Naturalmente, per questa perdita ci sarebbe un profitto che compensa - qualcuno accumulerebbe delle grandi fortune. Milioni e miliardi di dollari a formare delle montagne. Per pochi. Per i trafficanti d'armi. Per i banchieri. Per i costruttori di navi. Per i produttori. Per l'industria della carne in scatola. Per gli speculatori. Loro ci mangerebbero sopra per bene.

È così, si stanno preparando per un'altra guerra. Perché non dovrebbero? Otterrebbero degli alti dividendi.

Ma che profitto rende agli uomini che vengono uccisi? Che profitto rende alle loro madri e alle loro sorelle, alle loro mogli e a chi li ama? Che profitto rende ai loro bambini?

Chi mai ne trarrà dei profitti se non che quello sparuto gruppo di persone per cui la guerra significa solo un enorme profitto?

Proprio così. E che profitto ne otterrà la nazione?

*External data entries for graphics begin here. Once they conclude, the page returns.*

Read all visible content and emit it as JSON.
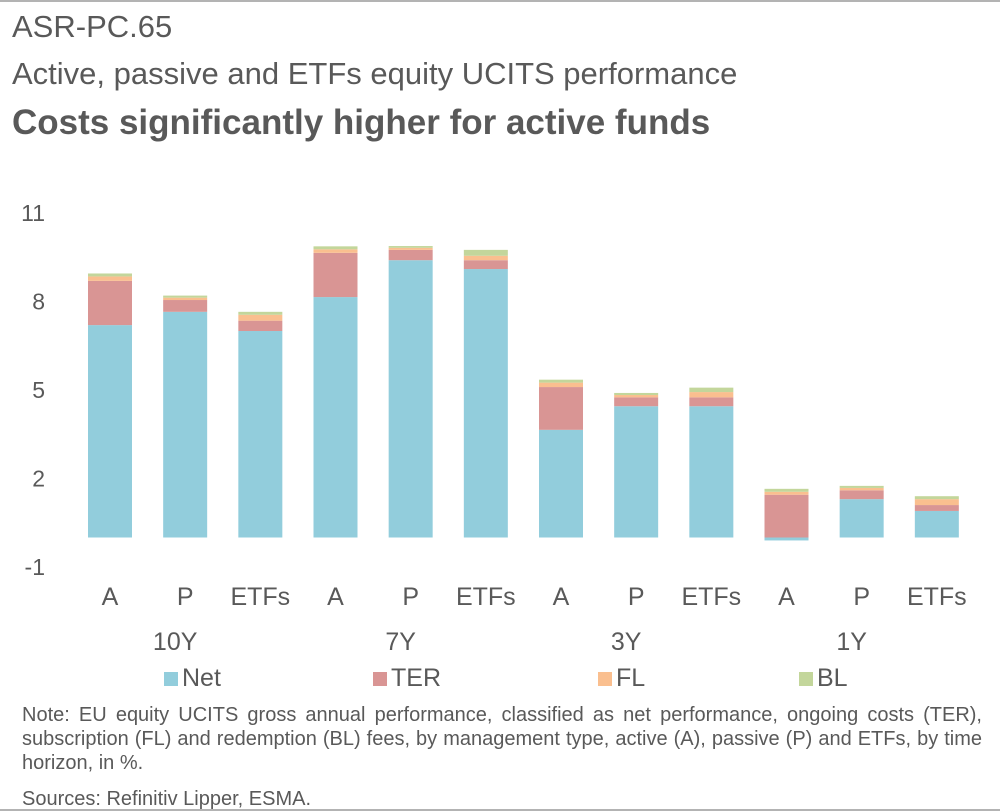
{
  "header": {
    "code": "ASR-PC.65",
    "subtitle": "Active, passive and ETFs equity UCITS performance",
    "title": "Costs significantly higher for active funds"
  },
  "footer": {
    "note": "Note: EU equity UCITS gross annual performance, classified as net performance, ongoing costs (TER), subscription (FL) and redemption (BL) fees, by management type, active (A), passive (P) and ETFs, by time horizon, in %.",
    "source": "Sources: Refinitiv Lipper, ESMA."
  },
  "colors": {
    "Net": "#92cddc",
    "TER": "#d99594",
    "FL": "#fabf8f",
    "BL": "#c3d69b"
  },
  "chart_data": {
    "type": "bar",
    "stacked": true,
    "ylim": [
      -1,
      11
    ],
    "yticks": [
      -1,
      2,
      5,
      8,
      11
    ],
    "grid": false,
    "legend_position": "bottom",
    "groups": [
      "10Y",
      "7Y",
      "3Y",
      "1Y"
    ],
    "categories": [
      "A",
      "P",
      "ETFs",
      "A",
      "P",
      "ETFs",
      "A",
      "P",
      "ETFs",
      "A",
      "P",
      "ETFs"
    ],
    "category_group": [
      "10Y",
      "10Y",
      "10Y",
      "7Y",
      "7Y",
      "7Y",
      "3Y",
      "3Y",
      "3Y",
      "1Y",
      "1Y",
      "1Y"
    ],
    "series": [
      {
        "name": "Net",
        "values": [
          7.2,
          7.65,
          7.0,
          8.15,
          9.4,
          9.1,
          3.65,
          4.45,
          4.45,
          -0.1,
          1.3,
          0.9
        ]
      },
      {
        "name": "TER",
        "values": [
          1.5,
          0.4,
          0.35,
          1.5,
          0.35,
          0.3,
          1.45,
          0.3,
          0.3,
          1.45,
          0.3,
          0.2
        ]
      },
      {
        "name": "FL",
        "values": [
          0.15,
          0.08,
          0.2,
          0.12,
          0.07,
          0.15,
          0.15,
          0.08,
          0.18,
          0.1,
          0.08,
          0.2
        ]
      },
      {
        "name": "BL",
        "values": [
          0.1,
          0.07,
          0.1,
          0.1,
          0.06,
          0.2,
          0.1,
          0.07,
          0.15,
          0.1,
          0.07,
          0.1
        ]
      }
    ]
  }
}
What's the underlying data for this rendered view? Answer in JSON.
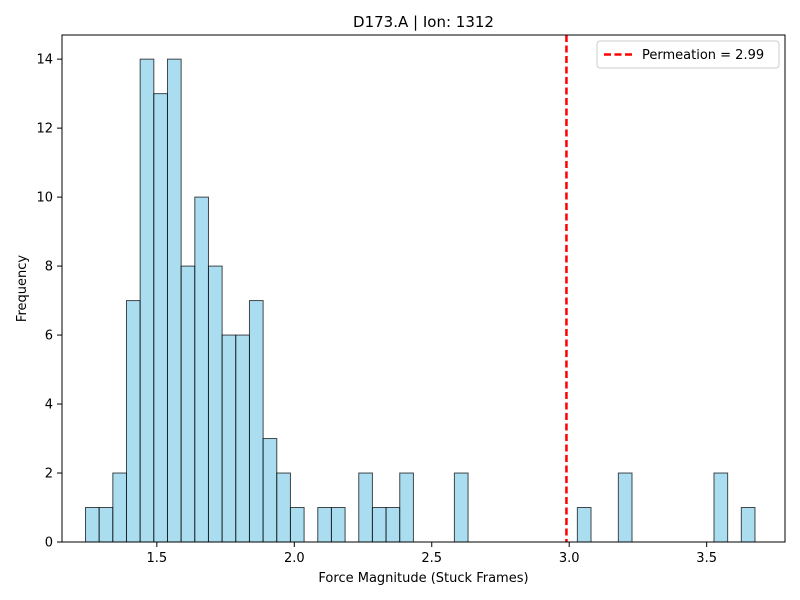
{
  "chart_data": {
    "type": "bar",
    "title": "D173.A | Ion: 1312",
    "xlabel": "Force Magnitude (Stuck Frames)",
    "ylabel": "Frequency",
    "xlim": [
      1.155,
      3.785
    ],
    "ylim": [
      0,
      14.7
    ],
    "xticks": [
      1.5,
      2.0,
      2.5,
      3.0,
      3.5
    ],
    "xtick_labels": [
      "1.5",
      "2.0",
      "2.5",
      "3.0",
      "3.5"
    ],
    "yticks": [
      0,
      2,
      4,
      6,
      8,
      10,
      12,
      14
    ],
    "ytick_labels": [
      "0",
      "2",
      "4",
      "6",
      "8",
      "10",
      "12",
      "14"
    ],
    "bin_width": 0.0497,
    "bins": [
      {
        "x": 1.2405,
        "value": 1
      },
      {
        "x": 1.2902,
        "value": 1
      },
      {
        "x": 1.3399,
        "value": 2
      },
      {
        "x": 1.3896,
        "value": 7
      },
      {
        "x": 1.4393,
        "value": 14
      },
      {
        "x": 1.489,
        "value": 13
      },
      {
        "x": 1.5387,
        "value": 14
      },
      {
        "x": 1.5884,
        "value": 8
      },
      {
        "x": 1.6381,
        "value": 10
      },
      {
        "x": 1.6878,
        "value": 8
      },
      {
        "x": 1.7375,
        "value": 6
      },
      {
        "x": 1.7872,
        "value": 6
      },
      {
        "x": 1.8369,
        "value": 7
      },
      {
        "x": 1.8866,
        "value": 3
      },
      {
        "x": 1.9363,
        "value": 2
      },
      {
        "x": 1.986,
        "value": 1
      },
      {
        "x": 2.0854,
        "value": 1
      },
      {
        "x": 2.1351,
        "value": 1
      },
      {
        "x": 2.2345,
        "value": 2
      },
      {
        "x": 2.2842,
        "value": 1
      },
      {
        "x": 2.3339,
        "value": 1
      },
      {
        "x": 2.3836,
        "value": 2
      },
      {
        "x": 2.5824,
        "value": 2
      },
      {
        "x": 3.0297,
        "value": 1
      },
      {
        "x": 3.1788,
        "value": 2
      },
      {
        "x": 3.5267,
        "value": 2
      },
      {
        "x": 3.6261,
        "value": 1
      }
    ],
    "bar_color": "#87CEEB",
    "bar_edge_color": "#000000",
    "reference_line": {
      "x": 2.99,
      "color": "#FF0000",
      "style": "dashed"
    },
    "legend": {
      "position": "top-right",
      "entries": [
        {
          "label": "Permeation = 2.99",
          "color": "#FF0000",
          "style": "dashed"
        }
      ]
    },
    "grid": false
  }
}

Prendiamo il nostro caso. Fino al 1898 non possedevamo nessun territorio al di fuori della terraferma nordamericana. A quel tempo il nostro debito nazionale era poco più di un miliardo di dollari. Poi siamo diventati "internazionalmente aperti". Abbiamo dimenticato, o messo da parte, il consiglio del Padre del nostro paese. George Washington ci aveva messi in guardia sulle "alleanze imbriglianti". Siamo andati in guerra. Abbiamo acquisito dei territori esterni. Alla fine della Guerra Mondiale, come risultato diretto dei nostri giochetti con gli affari internazionali, il nostro debito nazionale aveva raggiunto i 25 miliardi di dollari. La bilancia commerciale positiva durante il periodo di 25 anni ammontava a 24 miliardi di dollari. Quindi, su una semplice base contabile, siamo pure tornati un po' indietro, anno dopo anno, e il commercio con l'estero poteva tornarci molto utile pure senza le guerre.

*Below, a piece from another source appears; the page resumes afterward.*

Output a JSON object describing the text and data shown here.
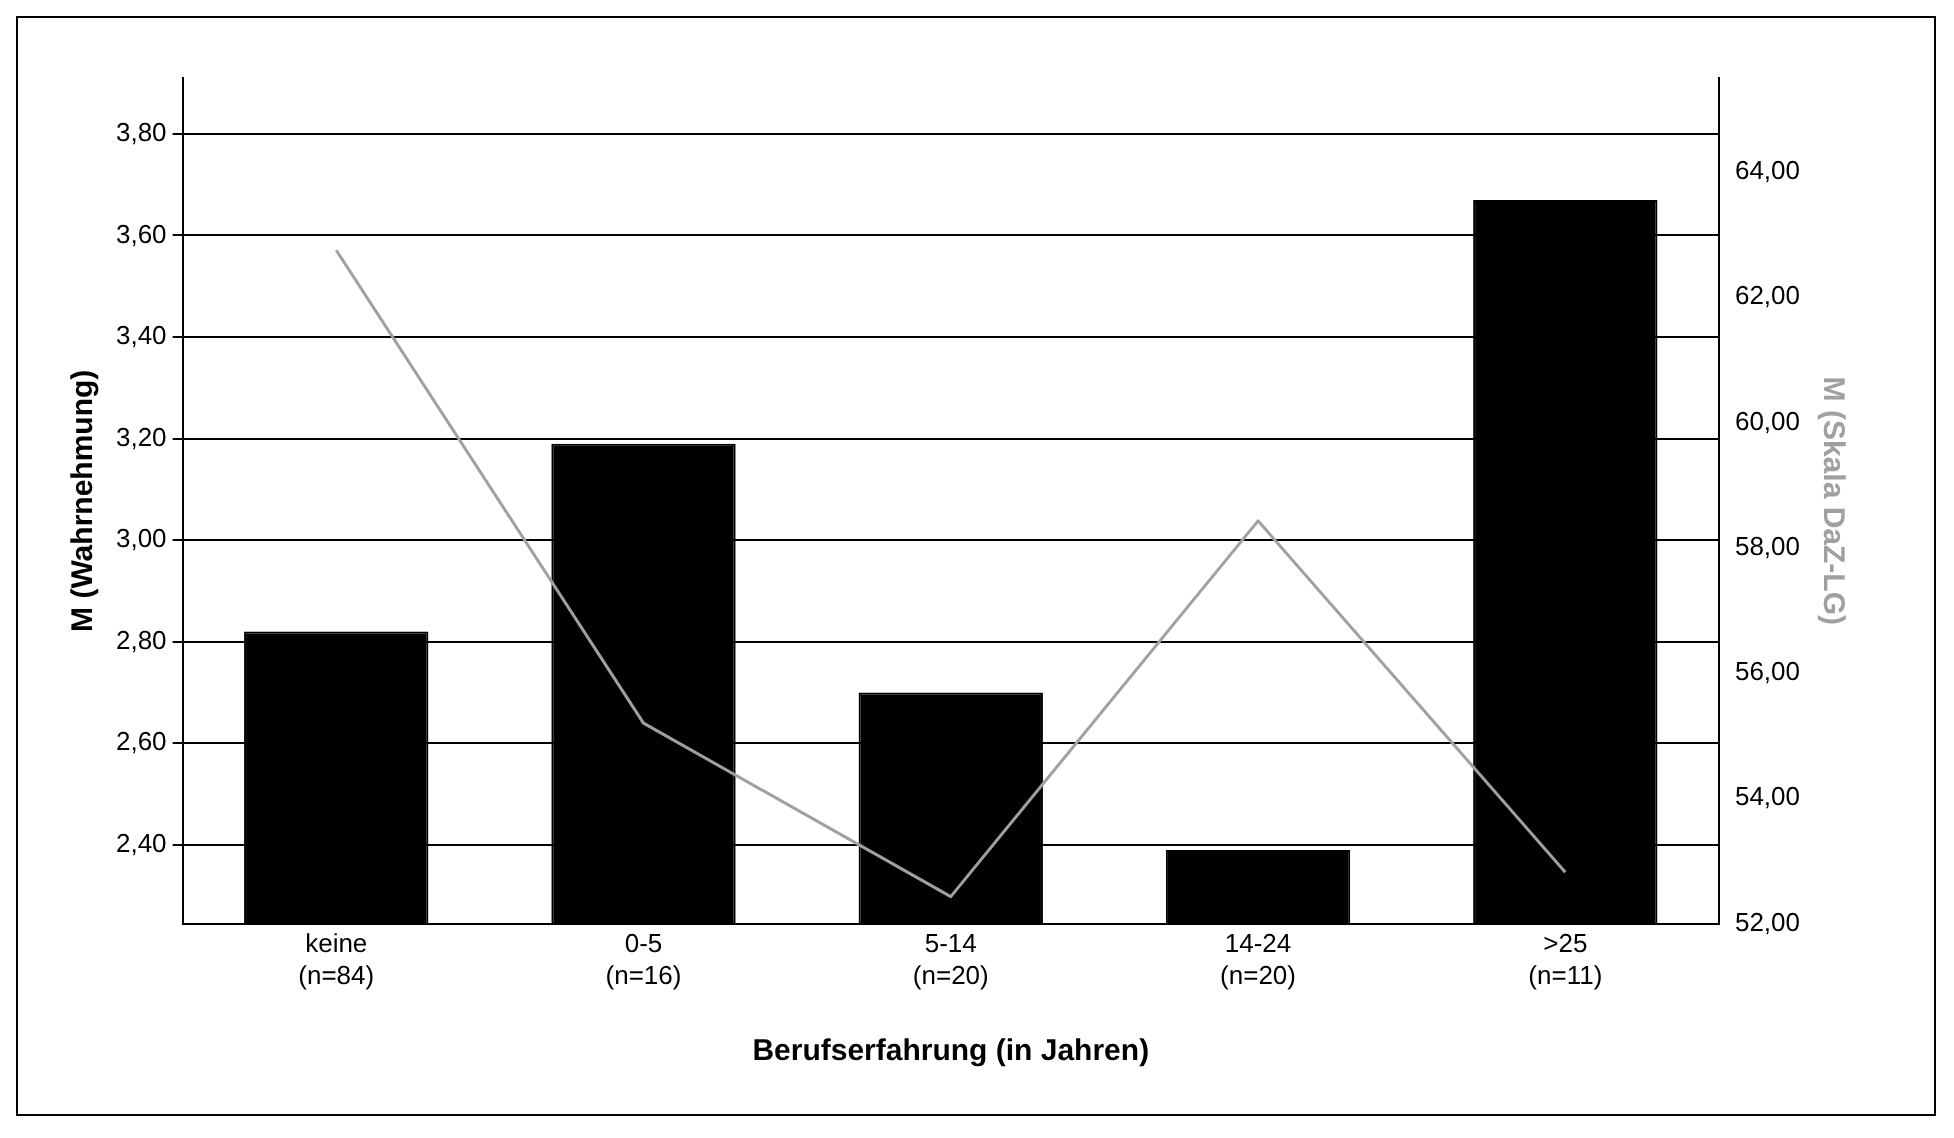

Sarebbe stato molto più economico (e più sicuro), per lo statunitense medio che paga le bollette, starsene fuori da queste alleanze. Per una minoranza, questo racket, nella fattispecie il contrabbando e il racket della malavita, portano grossi profitti, ma il costo delle operazioni viene sempre trasferito al popolo - che di profitto non ne trae nemmeno un po'.
Non sono così idiota da pensare che la guerra sia una cosa del passato. So che il popolo la guerra non la vuole, ma non ha senso pensare che non potremo essere trasportati in un'altra guerra.

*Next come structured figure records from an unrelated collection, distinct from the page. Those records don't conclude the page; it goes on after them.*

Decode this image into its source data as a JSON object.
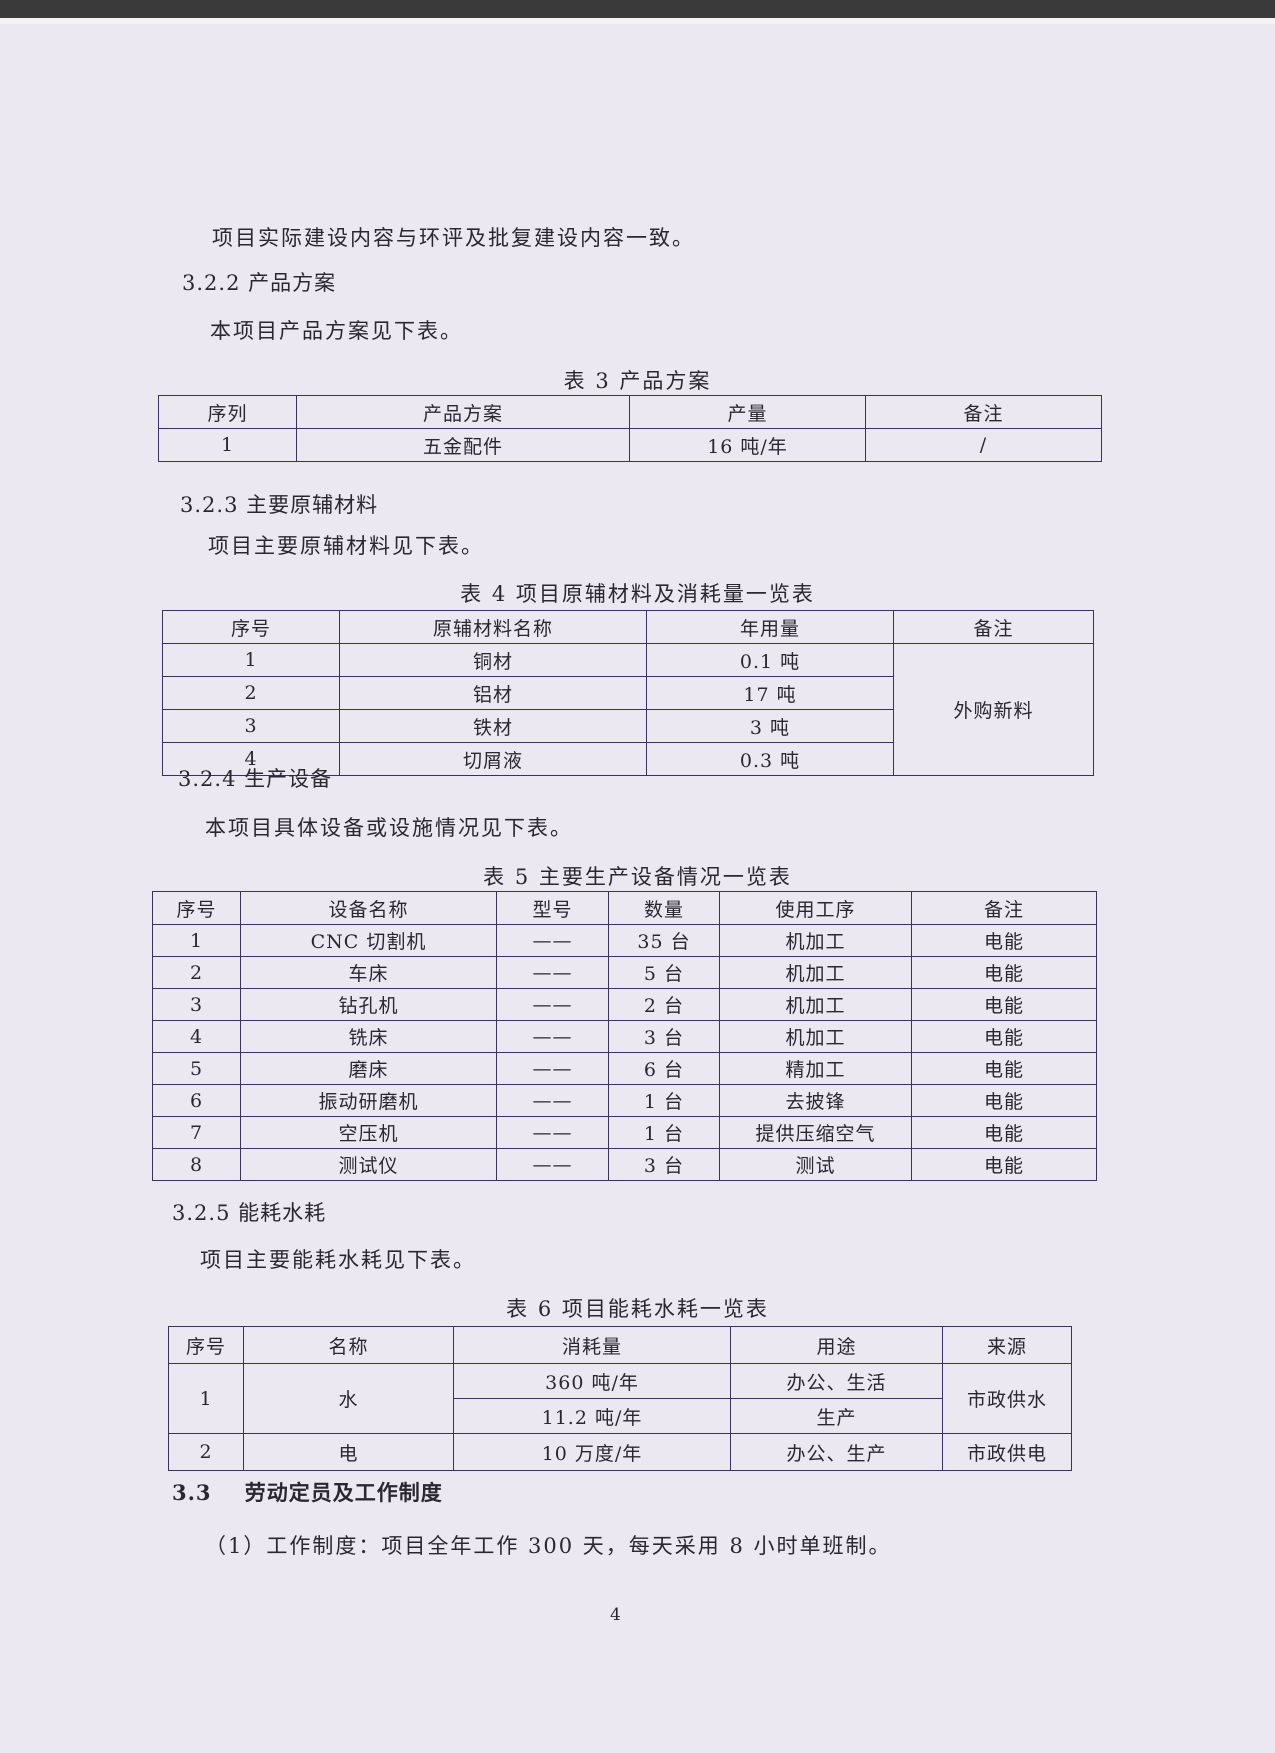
{
  "paragraphs": {
    "p1": "项目实际建设内容与环评及批复建设内容一致。",
    "s322": "3.2.2  产品方案",
    "p2": "本项目产品方案见下表。",
    "s323": "3.2.3  主要原辅材料",
    "p3": "项目主要原辅材料见下表。",
    "s324": "3.2.4  生产设备",
    "p4": "本项目具体设备或设施情况见下表。",
    "s325": "3.2.5  能耗水耗",
    "p5": "项目主要能耗水耗见下表。",
    "s33": "3.3    劳动定员及工作制度",
    "p6": "（1）工作制度：项目全年工作 300 天，每天采用 8 小时单班制。"
  },
  "table3": {
    "caption": "表 3   产品方案",
    "headers": [
      "序列",
      "产品方案",
      "产量",
      "备注"
    ],
    "rows": [
      [
        "1",
        "五金配件",
        "16 吨/年",
        "/"
      ]
    ]
  },
  "table4": {
    "caption": "表 4   项目原辅材料及消耗量一览表",
    "headers": [
      "序号",
      "原辅材料名称",
      "年用量",
      "备注"
    ],
    "rows": [
      [
        "1",
        "铜材",
        "0.1 吨"
      ],
      [
        "2",
        "铝材",
        "17 吨"
      ],
      [
        "3",
        "铁材",
        "3 吨"
      ],
      [
        "4",
        "切屑液",
        "0.3 吨"
      ]
    ],
    "remark": "外购新料"
  },
  "table5": {
    "caption": "表 5   主要生产设备情况一览表",
    "headers": [
      "序号",
      "设备名称",
      "型号",
      "数量",
      "使用工序",
      "备注"
    ],
    "rows": [
      [
        "1",
        "CNC 切割机",
        "——",
        "35 台",
        "机加工",
        "电能"
      ],
      [
        "2",
        "车床",
        "——",
        "5 台",
        "机加工",
        "电能"
      ],
      [
        "3",
        "钻孔机",
        "——",
        "2 台",
        "机加工",
        "电能"
      ],
      [
        "4",
        "铣床",
        "——",
        "3 台",
        "机加工",
        "电能"
      ],
      [
        "5",
        "磨床",
        "——",
        "6 台",
        "精加工",
        "电能"
      ],
      [
        "6",
        "振动研磨机",
        "——",
        "1 台",
        "去披锋",
        "电能"
      ],
      [
        "7",
        "空压机",
        "——",
        "1 台",
        "提供压缩空气",
        "电能"
      ],
      [
        "8",
        "测试仪",
        "——",
        "3 台",
        "测试",
        "电能"
      ]
    ]
  },
  "table6": {
    "caption": "表 6   项目能耗水耗一览表",
    "headers": [
      "序号",
      "名称",
      "消耗量",
      "用途",
      "来源"
    ],
    "water": {
      "no": "1",
      "name": "水",
      "amount1": "360 吨/年",
      "use1": "办公、生活",
      "amount2": "11.2 吨/年",
      "use2": "生产",
      "source": "市政供水"
    },
    "power": {
      "no": "2",
      "name": "电",
      "amount": "10 万度/年",
      "use": "办公、生产",
      "source": "市政供电"
    }
  },
  "page_number": "4"
}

Guardando indietro, Woodrow Wilson venne rieletto presidente nel 1916 basando la campagna sul fatto che "ci aveva tenuti fuori dalla guerra", e sulla promessa implicita che avrebbe continuato a tenercene fuori. Poi chiese al Congresso, solo 5 mesi dopo la sua elezione, di dichiarare guerra alla Germania.

In questo arco di cinque mesi non venne chiesto al popolo se per caso avesse cambiato idea sulla guerra. Ai 4 milioni di giovani uomini che indossarono le uniformi e marciarono o salparono oltreoceano non si chiese se intendevano andare avanti, incontrando sofferenza e morte.

Allora che cosa fece cambiare così improvvisamente idea al nostro governo?

Il denaro.

Una commissione di alleati, qualcuno ricorderà, si incontrò con noi poco prima della dichiarazione di guerra e fece visita al presidente. Il presidente convocò un gruppo di consiglieri. Il capo della commissione parlò. Spoglio da ogni formalità diplomatica, questo è quanto il presidente e il suo gruppo si sentirono dire:

"È inutile che continuiamo a farci delle illusioni. La causa degli alleati è persa. Ora vi dobbiamo [a voi banchieri, fabbricanti d'armi, produttori, speculatori, esportatori degli Stati Uniti] 5 o 6 miliardi di dollari.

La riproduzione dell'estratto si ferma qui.